Olympic medal record

Men's polo

= Manuel Escandón =

Mexican polo player

José Manuel Escandón y Barrón iure uxoris Marquess of Villavieja (13 August 1857 in Mexico City – 13 December 1940 in Mexico City) was a Mexican polo player in the 1900 Summer Olympics. He married into the Spanish nobility and became the consort Marquess of Villavieja, title by which he was widely known.

==Biography==
He was born in Mexico City and was the younger brother of Pablo and the older brother of Eustaquio.

In 1900 he was part of the Mexican polo team which won the bronze medal. He played together with his two brothers and Guillermo Hayden Wright.

That year's polo tournament had five teams competing, most with mixed nationalities, they were the Bagatelle Polo Club de Paris, BLO Polo Club Rugby, Compiégne Polo Club, the eventual winners Foxhunters Hurlingham and the Mexican team (the only one without a team name).

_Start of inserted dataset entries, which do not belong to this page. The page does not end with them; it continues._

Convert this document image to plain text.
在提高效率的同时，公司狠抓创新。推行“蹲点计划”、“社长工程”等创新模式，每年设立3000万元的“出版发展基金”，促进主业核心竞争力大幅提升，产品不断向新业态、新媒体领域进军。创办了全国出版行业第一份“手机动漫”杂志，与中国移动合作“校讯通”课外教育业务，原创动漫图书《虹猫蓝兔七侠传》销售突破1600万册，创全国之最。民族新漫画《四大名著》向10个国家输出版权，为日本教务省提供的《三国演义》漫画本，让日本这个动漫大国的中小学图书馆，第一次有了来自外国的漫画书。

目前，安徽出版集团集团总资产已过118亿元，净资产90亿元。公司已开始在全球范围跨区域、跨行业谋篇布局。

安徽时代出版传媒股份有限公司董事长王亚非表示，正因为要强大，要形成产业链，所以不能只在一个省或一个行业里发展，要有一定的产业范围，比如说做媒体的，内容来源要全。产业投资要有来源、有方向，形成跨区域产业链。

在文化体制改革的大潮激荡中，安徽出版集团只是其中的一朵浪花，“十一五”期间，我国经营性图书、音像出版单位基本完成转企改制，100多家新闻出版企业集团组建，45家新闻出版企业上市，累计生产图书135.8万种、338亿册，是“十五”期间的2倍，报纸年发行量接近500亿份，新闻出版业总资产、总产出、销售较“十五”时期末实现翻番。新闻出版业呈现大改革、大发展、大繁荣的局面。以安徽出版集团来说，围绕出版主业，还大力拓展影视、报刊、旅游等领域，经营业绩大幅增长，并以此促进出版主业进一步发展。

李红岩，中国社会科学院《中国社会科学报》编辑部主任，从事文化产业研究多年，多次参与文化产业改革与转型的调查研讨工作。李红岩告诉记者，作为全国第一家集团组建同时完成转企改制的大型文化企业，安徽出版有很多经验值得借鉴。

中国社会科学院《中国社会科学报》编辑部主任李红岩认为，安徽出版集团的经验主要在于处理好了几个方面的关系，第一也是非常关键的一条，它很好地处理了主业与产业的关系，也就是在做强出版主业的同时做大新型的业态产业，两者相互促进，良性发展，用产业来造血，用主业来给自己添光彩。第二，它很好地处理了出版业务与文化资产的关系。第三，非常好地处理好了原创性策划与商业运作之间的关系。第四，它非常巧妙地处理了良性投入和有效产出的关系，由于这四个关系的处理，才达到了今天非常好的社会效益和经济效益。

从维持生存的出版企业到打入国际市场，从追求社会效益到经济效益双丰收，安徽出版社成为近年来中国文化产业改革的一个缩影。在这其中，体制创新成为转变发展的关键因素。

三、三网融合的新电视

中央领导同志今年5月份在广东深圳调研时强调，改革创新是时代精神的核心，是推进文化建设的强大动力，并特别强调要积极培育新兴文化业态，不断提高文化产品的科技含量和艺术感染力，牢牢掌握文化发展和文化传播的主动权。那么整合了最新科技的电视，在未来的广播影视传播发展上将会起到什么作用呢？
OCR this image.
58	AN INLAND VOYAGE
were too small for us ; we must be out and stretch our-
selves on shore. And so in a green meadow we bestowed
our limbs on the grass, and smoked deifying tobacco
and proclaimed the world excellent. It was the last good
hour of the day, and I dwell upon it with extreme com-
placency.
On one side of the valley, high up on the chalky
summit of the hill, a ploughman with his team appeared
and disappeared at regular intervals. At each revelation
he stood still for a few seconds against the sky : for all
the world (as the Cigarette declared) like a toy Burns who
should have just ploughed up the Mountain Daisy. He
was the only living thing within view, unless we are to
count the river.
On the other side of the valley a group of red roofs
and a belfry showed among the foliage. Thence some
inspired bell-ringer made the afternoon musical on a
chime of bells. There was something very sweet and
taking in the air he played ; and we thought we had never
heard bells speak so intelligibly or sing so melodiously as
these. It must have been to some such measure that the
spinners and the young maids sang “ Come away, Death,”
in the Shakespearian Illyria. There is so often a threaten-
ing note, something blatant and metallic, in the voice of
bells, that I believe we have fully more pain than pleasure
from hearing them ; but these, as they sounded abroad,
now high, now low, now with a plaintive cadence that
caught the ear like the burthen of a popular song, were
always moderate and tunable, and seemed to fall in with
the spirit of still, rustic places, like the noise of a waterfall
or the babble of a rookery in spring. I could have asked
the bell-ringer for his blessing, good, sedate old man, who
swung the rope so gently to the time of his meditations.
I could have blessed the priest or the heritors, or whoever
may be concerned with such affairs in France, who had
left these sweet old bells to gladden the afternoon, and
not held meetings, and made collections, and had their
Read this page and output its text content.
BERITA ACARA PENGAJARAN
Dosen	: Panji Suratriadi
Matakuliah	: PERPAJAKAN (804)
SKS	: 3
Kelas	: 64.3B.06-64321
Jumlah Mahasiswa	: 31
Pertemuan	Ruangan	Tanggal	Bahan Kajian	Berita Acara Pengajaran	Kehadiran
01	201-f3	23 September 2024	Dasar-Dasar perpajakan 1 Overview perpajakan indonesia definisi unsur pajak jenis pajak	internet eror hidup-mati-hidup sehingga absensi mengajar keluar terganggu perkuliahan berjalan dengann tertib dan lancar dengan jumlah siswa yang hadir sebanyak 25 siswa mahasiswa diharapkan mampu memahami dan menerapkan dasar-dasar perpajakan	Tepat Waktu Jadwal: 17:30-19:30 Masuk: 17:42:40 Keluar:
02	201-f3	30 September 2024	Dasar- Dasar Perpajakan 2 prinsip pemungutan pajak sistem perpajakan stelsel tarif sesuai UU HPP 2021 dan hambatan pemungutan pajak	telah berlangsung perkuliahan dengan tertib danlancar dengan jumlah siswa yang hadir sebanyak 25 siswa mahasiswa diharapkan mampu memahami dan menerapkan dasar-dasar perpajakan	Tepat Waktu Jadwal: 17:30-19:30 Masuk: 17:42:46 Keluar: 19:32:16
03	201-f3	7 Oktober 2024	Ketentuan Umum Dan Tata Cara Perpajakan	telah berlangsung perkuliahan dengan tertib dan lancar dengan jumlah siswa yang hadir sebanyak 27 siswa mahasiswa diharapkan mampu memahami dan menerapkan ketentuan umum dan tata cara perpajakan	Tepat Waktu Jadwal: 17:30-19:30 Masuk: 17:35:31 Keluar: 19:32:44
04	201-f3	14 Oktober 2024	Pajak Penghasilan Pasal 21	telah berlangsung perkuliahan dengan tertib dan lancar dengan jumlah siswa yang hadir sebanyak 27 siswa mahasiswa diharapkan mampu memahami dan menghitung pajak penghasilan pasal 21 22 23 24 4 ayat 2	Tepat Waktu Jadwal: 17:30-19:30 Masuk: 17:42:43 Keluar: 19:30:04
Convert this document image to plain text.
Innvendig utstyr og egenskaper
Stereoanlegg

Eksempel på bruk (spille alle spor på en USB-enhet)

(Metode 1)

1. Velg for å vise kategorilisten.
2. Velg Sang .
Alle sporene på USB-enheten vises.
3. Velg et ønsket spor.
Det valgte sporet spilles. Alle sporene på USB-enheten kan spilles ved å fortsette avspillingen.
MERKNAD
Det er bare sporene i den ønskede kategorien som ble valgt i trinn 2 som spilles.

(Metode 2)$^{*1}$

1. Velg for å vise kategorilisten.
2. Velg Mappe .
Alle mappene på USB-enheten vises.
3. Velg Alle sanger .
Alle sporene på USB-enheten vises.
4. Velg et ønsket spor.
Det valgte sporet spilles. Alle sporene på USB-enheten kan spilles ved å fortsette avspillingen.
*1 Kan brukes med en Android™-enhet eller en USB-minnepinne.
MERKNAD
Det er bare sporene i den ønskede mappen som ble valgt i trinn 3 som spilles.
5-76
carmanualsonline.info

Despite losing their only game against the BLO Polo Club Rugby, they were tied with the Bagatelle Polo Club de Paris, and as the rules didn't stipulate a third place playoff, they were both awarded the third place, however, their bronze medal was not recognized until time later, as back then, the winners received a silver medal instead of the actual gold and it was the second place the one that received bronze, but when current rules were established, previous results were updated and the medals were officially awarded.